Lu Jia (陸賈; died 170 BC) was a Chinese philosopher and politician of the Western Han dynasty. He secured the nominal geopolitical submission of Zhao Tuo's kingdom of Nanyue to Han in 196 BC.

The Book of Han credits him with having converted the Han dynasty founder Liu Bang to Confucianism. An anecdote tells that in an early meeting, Liu scoffed at Lu's scholarly interests with the words "I do all my conquering from the back of my horse, what use have I for the Documents and Odes?" Lu replied, "Once my lord is done with the conquering, does he also intend to do all his ruling from the back of his horse?" This brought Liu to a pause, and he subsequently requested that Lu compose for him a book of historical examples outlining why Qin had lost the support of the world and how Liu himself might gain and retain it.
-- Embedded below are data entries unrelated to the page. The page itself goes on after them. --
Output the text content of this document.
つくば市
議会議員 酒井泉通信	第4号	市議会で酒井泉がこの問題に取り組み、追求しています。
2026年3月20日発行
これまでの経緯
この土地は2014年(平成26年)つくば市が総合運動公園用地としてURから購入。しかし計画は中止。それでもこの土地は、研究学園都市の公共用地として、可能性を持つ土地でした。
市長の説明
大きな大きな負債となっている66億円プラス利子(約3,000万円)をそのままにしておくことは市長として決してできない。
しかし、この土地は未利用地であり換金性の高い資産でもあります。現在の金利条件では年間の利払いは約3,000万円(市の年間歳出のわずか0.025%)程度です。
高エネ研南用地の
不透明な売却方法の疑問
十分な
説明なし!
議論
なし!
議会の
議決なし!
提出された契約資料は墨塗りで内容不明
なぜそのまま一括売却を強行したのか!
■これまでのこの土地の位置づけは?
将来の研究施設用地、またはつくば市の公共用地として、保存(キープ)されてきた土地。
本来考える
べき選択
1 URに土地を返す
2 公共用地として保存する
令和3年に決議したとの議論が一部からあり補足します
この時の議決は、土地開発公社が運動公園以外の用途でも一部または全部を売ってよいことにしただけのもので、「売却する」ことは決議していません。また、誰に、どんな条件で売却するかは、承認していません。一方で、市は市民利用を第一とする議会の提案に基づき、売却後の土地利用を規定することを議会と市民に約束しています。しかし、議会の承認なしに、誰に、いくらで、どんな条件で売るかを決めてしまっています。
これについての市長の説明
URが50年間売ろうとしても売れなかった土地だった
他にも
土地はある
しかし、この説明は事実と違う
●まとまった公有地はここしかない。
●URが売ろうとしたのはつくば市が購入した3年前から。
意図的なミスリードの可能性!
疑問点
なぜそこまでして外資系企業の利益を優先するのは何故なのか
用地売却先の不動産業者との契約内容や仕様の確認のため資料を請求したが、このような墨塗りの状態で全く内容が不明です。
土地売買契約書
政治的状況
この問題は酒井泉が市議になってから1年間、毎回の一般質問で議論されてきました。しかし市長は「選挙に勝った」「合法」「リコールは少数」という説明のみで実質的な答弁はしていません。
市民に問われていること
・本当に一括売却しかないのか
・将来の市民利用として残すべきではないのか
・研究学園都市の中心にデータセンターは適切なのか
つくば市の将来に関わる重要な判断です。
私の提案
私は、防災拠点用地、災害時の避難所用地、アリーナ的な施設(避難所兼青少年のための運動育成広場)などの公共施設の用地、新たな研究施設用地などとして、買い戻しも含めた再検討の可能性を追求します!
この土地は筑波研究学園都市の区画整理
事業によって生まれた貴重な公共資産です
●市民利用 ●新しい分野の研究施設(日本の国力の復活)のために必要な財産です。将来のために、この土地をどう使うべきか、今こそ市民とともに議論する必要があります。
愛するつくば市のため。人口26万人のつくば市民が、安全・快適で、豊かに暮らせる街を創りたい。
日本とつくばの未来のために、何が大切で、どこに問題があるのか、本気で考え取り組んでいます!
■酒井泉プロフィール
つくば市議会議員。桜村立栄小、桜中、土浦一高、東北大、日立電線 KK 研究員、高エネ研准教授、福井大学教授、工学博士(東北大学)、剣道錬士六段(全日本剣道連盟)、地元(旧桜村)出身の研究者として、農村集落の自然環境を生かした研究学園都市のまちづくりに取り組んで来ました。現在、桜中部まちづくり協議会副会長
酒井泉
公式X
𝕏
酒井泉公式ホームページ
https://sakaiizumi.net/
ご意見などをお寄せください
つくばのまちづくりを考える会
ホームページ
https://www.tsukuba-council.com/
This became the 12-chapter volume known as the Xin Yu (新語; "New Discourses"). This anecdote also appears in the Shiji.

Xin Yu integrates the concepts of yin and yang into a description of benevolent rule and its relation to self-cultivation. This combination of yin and yang with classic Confucian concept of benevolent rule was a precursor to writing of Dong Zhongshu in the Luxuriant Dew of the Spring and Autumn Annals.